AIM SERVICES

Explore the range of services we have to offer at AIM Screening.

News

UK fines sound alarm bells on cross-border risk management

Australia’s global corporations should ensure their assurance processes are in order, following a spate of major fines imposed by the UK Financial Services Authority (FSA) on global financial firms, including Goldman Sachs and Zurich Insurance, for failing to adequately coordinate their cross-border risk management.

The Institute of Internal Auditors, Australia (IIA) recently sounded the warning, as global corporations have to deal with the complexities of multiple group entities with devolved reporting structures, operating in a myriad of countries and under different regulatory regimes.

“In this environment, the challenge for risk management is to ensure there is a group-wide approach to governance and risk that is consistently applied across all group members, no matter how small or ‘far flung’ the entity may be,” said the IIAs’ director of policy, Joe Garbutt.

“A vital ingredient is a strong group-wide internal audit function that reports to key decision-makers on whether the governance framework is working effectively.

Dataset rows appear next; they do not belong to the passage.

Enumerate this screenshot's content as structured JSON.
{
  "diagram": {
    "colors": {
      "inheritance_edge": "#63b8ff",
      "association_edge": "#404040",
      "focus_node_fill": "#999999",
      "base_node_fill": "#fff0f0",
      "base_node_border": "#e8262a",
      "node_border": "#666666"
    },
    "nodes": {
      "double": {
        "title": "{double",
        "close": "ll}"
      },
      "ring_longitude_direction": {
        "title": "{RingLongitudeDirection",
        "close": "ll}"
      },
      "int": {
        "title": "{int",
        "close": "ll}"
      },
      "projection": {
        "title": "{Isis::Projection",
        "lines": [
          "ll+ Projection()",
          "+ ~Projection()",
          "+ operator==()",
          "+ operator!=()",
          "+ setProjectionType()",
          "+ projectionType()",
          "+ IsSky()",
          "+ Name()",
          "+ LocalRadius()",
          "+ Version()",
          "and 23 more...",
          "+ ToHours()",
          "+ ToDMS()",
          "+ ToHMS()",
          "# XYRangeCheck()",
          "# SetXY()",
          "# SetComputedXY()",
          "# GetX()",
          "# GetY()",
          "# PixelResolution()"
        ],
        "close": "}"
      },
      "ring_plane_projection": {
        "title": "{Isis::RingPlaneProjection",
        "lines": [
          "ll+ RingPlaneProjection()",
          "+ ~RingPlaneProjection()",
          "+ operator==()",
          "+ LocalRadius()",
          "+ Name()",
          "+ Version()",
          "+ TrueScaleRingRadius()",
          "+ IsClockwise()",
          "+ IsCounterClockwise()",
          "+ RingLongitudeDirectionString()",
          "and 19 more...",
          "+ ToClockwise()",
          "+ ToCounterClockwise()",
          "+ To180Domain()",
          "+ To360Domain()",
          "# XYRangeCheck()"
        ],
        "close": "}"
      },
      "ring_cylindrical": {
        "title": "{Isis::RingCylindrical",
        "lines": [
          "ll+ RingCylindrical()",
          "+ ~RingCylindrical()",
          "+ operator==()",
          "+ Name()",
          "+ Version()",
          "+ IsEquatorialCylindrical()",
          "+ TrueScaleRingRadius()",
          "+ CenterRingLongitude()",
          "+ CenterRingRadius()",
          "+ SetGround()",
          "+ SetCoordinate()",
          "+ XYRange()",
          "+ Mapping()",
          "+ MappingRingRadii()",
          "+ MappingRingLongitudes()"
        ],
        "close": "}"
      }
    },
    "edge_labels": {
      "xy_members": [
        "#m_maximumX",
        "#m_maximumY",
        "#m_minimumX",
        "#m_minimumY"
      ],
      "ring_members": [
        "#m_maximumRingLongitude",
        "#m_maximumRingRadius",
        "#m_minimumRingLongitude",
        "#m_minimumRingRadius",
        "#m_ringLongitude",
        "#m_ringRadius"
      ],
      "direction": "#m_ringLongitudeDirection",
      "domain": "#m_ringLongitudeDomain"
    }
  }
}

This may sound like common sense, but as the Zurich and Goldman Sachs incidents show, in practice it’s easy to slip up.”

The FSA recently fined Goldman Sachs’s UK arm £17.5 million ($28.5 million) for failing to meet its UK obligations to disclose that it was being investigated by the US Securities and Exchange Commission for alleged misleading statements made in connection with the marketing of certain derivatives.

In the Goldman Sachs case, Garbutt said several senior managers in London knew of the US SEC investigation but they failed to inform the UK compliance team so that they could report it to the FSA as they were bound to do.

Margaret Cole, managing director of enforcement and financial crime for the FSA said: “We have repeatedly stressed the importance of firms self-reporting regulatory issues to the FSA in a timely way.”

While Cole acknowledged that Goldman Sachs did not set out to hide anything, its defective systems and controls meant that the level and quality of its communications with the FSA fell far below what was expected.

The FSA also fined Zurich International’s UK branch £2.3 million ($3.7 million) for failing to have adequate systems in place to prevent the loss of confidential information pertaining to 46,000 customers including their identity details, bank account and credit card information.

Zurich UK had outsourced the processing of some of its customer data to a group company, Zurich South Africa, which had lost an unencrypted back-up tape during a routine transfer to a data storage centre. Zurich UK did not become aware of the data loss until it was uncovered a year later following an internal privacy audit.

“Zurich UK let its customers down badly,” said Cole. “It failed to oversee the outsourcing arrangement effectively and did not have full control over the data being processed by Zurich SA. To make matters worse, Zurich UK was oblivious to the data loss incident until a year later.”

Firms across the financial sector would do well to look at the details of this case and learn from the mistakes that Zurich UK made, Cole added.

In both these cases, Garbutt said a group-wide internal audit review could have detected the significant problems in intra-group communication that led to Goldman Sachs’ failure to manage its cross border regulatory risks and Zurich’s neglect in handling its offshore group outsourcing arrangements.

“Establishing sound policies and procedures on matters like breach reporting and outsourcing is critical, but not enough,” said Garbutt, who recommended that companies take extra steps to ensure these requirements are actually being applied and are being reflected in the day-to-day practices of all relevant group members.

Australian banks are required under APRA’s prudential standards to have an internal audit function, in the same way that the FSA expects UK-based banks to have one, Garbutt noted. Yet, with the complexities of global risk management continuing to catch out many seemingly sophisticated firms, he said there was clearly no room for complacency.

“The lesson for Australia’s global corporations is that a robust risk assurance process is an absolute necessity,” he said.

“This means continuing to support a vigilant group-wide internal audit function that applies the IIA’s consistent and internationally recognised internal audit standards, and that reports to the board with a rigorous and independent view on whether risks within the global business are under control.”

 

Cross-border risks to watch

  • Are group policies and procedures such as those regarding OHS or fraud and corruption, consistently applied throughout all entities within the group, and is adherence to such policies regularly monitored?
  • Are offshore outsourcing arrangements governed by contracts or policies that prescribe appropriate standards, and are such arrangements regularly monitored for adherence to such policies or contractual requirements? Do outsourcing contracts allow the company’s internal auditor to have access to the contractor for the purpose of reviewing the contractor’s compliance with the company’s requirements?
  • Do the group’s privacy and IT security policies have regard to jurisdiction-specific risks that sensitive data may be illegally accessed for financial crime?
  • Is there a consistent and robust compliance breach reporting system so that if a breach emerges in one jurisdiction, it will be reported in a prompt manner to any other jurisdiction that needs to know?
  • Does the company’s compliance function assist the internal audit team through training or briefings to better understand the group’s regulatory obligations, so that the internal auditors can conduct more effective reviews of whether regulatory risks are well-managed?